In the slow-moving civil case, I was up in U.S. District Court for the Southern District this past Thursday for a pre-motion conference. IBM Japan, through its attorney Allan Bloom ( * ), is objecting to New York jurisdiction under NY CPLR 301.
I always learn a lot when I go to District Court, since I get there early. Thursday, there were two criminal court cases ahead of mine. One involved someone either knifing or shooting someone, and the second was about a Jamaican who keeps sneaking back into America and getting involved in felony crimes. The lawyers kept saying about “life on the installment plan”. What happens is the man, maybe now in his early 40’s, comes back in, gets convicted, and then has to spend time in an American jail. When he’s released, he goes back to his home country.
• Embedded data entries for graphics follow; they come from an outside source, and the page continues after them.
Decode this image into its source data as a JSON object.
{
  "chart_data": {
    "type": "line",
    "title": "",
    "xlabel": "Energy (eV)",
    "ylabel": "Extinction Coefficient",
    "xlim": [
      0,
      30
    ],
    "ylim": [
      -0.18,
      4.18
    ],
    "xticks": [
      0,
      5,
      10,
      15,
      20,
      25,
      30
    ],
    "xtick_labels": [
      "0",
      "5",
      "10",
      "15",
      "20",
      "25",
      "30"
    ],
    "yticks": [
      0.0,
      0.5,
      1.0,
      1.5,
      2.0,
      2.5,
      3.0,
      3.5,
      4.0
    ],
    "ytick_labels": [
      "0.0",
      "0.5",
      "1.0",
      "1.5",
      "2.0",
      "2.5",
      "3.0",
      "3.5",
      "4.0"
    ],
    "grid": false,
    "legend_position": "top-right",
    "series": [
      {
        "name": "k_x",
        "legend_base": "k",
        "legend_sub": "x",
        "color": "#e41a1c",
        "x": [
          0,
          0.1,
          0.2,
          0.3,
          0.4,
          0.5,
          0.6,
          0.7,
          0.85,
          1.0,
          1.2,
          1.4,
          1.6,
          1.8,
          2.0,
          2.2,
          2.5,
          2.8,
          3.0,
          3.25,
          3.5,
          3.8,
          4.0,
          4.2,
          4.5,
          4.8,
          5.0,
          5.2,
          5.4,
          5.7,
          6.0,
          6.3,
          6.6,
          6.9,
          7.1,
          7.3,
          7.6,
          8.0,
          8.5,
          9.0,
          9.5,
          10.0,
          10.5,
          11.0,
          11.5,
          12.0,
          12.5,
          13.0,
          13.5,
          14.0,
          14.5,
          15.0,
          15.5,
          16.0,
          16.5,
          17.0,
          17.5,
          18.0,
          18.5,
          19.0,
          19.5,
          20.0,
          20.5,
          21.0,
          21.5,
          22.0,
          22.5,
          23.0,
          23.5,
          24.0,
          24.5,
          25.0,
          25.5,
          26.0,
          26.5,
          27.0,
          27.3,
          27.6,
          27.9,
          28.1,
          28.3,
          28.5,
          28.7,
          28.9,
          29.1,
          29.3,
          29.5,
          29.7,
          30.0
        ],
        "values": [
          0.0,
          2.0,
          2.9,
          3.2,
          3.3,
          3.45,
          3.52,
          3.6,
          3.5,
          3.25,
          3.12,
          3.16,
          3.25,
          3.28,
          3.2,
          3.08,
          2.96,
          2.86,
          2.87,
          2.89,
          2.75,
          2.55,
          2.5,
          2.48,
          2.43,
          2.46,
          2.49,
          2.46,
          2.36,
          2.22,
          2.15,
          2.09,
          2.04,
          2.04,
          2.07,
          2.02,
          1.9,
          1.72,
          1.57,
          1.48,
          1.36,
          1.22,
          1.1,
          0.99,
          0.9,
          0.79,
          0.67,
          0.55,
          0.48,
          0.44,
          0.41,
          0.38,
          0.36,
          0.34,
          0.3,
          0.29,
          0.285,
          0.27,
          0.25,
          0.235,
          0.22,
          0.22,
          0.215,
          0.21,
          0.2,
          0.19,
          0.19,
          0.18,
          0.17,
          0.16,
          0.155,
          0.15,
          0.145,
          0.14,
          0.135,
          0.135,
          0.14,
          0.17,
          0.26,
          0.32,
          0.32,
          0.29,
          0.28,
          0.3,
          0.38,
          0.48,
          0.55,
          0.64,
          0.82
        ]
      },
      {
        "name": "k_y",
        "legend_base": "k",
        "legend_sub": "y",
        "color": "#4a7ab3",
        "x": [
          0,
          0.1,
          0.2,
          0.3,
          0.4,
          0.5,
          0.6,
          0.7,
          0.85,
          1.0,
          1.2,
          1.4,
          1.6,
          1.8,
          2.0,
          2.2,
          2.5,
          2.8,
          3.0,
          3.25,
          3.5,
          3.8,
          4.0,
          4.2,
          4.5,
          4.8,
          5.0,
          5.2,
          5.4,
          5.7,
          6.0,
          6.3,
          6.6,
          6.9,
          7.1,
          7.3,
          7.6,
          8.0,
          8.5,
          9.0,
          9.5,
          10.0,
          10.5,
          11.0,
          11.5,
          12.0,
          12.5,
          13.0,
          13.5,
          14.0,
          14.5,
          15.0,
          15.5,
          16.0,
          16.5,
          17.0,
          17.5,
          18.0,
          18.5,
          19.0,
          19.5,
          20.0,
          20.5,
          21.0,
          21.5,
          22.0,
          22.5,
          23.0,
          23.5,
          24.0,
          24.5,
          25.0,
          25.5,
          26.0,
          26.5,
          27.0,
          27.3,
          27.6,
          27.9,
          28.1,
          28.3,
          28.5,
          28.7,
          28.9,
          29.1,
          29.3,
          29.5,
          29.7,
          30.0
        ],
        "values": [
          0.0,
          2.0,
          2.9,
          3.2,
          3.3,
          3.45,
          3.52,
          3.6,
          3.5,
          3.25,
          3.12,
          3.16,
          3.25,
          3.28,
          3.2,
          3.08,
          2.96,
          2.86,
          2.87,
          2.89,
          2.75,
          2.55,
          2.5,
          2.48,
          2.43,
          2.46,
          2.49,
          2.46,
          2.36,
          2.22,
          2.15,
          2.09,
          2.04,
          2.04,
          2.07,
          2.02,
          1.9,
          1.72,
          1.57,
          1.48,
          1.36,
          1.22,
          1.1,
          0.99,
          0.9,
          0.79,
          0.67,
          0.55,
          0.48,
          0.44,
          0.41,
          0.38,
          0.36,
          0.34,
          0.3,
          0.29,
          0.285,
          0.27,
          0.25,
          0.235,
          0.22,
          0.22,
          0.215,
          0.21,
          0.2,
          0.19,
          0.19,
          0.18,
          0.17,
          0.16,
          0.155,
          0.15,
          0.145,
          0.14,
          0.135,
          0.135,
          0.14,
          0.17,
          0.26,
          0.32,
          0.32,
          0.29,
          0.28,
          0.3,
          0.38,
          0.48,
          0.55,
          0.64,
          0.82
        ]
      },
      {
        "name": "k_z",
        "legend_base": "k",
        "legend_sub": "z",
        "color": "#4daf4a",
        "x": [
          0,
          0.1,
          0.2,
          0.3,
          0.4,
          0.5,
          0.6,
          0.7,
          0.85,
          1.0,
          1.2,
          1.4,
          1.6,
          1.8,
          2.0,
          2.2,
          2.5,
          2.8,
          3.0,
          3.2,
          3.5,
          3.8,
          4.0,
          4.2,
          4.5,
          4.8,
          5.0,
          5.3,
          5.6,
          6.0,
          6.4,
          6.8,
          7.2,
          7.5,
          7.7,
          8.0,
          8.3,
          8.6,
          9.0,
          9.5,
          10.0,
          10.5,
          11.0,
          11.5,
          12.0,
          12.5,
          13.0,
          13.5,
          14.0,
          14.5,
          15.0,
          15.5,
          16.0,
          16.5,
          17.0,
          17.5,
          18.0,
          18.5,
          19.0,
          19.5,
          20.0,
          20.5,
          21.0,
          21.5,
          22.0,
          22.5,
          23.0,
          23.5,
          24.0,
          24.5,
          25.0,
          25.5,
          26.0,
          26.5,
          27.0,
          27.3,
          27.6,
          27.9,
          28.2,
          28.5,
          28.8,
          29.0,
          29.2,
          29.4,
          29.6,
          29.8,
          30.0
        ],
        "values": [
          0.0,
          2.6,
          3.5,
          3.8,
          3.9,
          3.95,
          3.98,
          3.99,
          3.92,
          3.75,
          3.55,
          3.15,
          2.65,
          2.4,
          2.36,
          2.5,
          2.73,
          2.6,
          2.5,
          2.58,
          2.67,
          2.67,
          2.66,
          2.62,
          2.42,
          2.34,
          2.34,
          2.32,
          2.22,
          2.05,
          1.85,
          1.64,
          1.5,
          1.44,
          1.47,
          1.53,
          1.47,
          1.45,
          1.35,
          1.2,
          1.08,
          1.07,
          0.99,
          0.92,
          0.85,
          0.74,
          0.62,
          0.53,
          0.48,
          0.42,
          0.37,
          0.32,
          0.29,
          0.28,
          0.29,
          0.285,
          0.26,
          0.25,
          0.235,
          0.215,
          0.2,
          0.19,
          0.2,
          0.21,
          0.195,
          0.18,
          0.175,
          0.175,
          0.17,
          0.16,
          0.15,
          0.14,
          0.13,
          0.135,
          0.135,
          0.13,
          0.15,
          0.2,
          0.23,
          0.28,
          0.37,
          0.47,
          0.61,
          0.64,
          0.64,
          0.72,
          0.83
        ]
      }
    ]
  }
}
Soon enough, he’s back in America (that’s the part I don’t understand—how he gets let back in) and the whole process starts anew.
It sounded like Judge Seibel was throwing the book at him, by sentencing him to five years (something having to do with stealing a $7 chicken bumping him up so many points to a category five, or something); but then, the defense counsel and judge kept saying about “if it happens again, he’ll get the book thrown at him”. I guess what they meant was that if he does this next five years—or however many he would have to do out of the sentence—and then gets shipped back to Jamaica, and THEN shows up in America, they won’t let him out period.
In a way, it sounds like what the man really wants, out of the choices he has available to him. Very sad, because drugs and pimping sound like they were implicated. A rough childhood, abusive parent, things like that. And he had grown up partly in America as undocumented, and no one had ever given him the opportunity to be legal—as if that might have been a good thing or a life changer. Hard to tell from the audience seat.
When I got up to respond in the conference, I was my usual shaky self.
Mr. Bloom recited the same tired tripe about Volkswagenwerk, but this time added how it shouldn’t matter that a “few” executives, out of the several hundred thousand employees of IBM worldwide, are shuttled between Japan and America—apparently including Mr. Tsubota.
I pointed out that, where I did get discovery responses, the background about each of the 35 executives was always cut off at the IBM Japan level (no information about how they got there or who they report to if it involves a home-based boss). So, for example, the current head of IBM Japan reports to no one—even though the JMIU-IBM union and Nikkei Business News are being fed an entirely different story about the cost-cutter sent from America.
When you’re being gaslighted, it’s the small changes that you look for. One is that Judge Seibel wants the jurisdiction issue briefed again BEFORE the renewal motion is moved by IBM Japan. Usually it’s simultaneous (motion with supporting brief). If I lose jurisdiction, especially in a post-Wiwa environment, of course I will go to the Second Circuit. So I thought that was an interesting development.
The other thing is I got to discuss a bit about mandatory relation back under Krupski. Once I determined that Kuniya Tsubota was indeed the John Doe I needed, and–because he was aware of the legal issue in October 2008–that he had actual knowledge that he could be sued, then he should, by Rule 15(c), be added. (There is also constructive notice of the suit because his attorney, the same Allan Bloom ( * ), knew about the tort claim in February 2011.) Judge Seibel accepted that Krupski may factor in this, without saying one way or the other. (That is, I did not get a flat-out “no”, which I should not have. But when it’s David and Goliath, I count that as a plus, because I’ve found—like with the 30-day notice law—Goliath gets to spin it however it wants.)
Finally, there is a question of whether hearsay is acceptable to determine jurisdiction. I believe it’s a “yes”, and this would be good in bringing in what’s been going on with the JMIU union. This did not get batted down by the judge, and so, a plus. She said that hearsay is still hearsay, which of course it is. But it is still some eyebrow-arching hearsay.
For readers following me on the case, don’t expect much more until about mid-April, when the Paul Hastings’ brief is due.
( * ) – The Allan Bloom here is not the author of the 1987 classic “Closing the American Mind”–he’s a Paul Hastings guy that IBM picked up after their former IBM Japan attorney in New York, Howard Weber, passed away.)
[Update: I am aware that there is a question whether “actual notice” to a defendant is notice that the person may be involved in a matter where he/she could be sued or whether it is notice that there is litigation involving the claim. Either way, Mr. Tsubota should have known that there was the John Doe tort claim, as he was also a torishimariyaku (director) of IBM Japan in February 2011, when IBM Japan was first served. He was moved to New York in April 2011, to begin a role there.]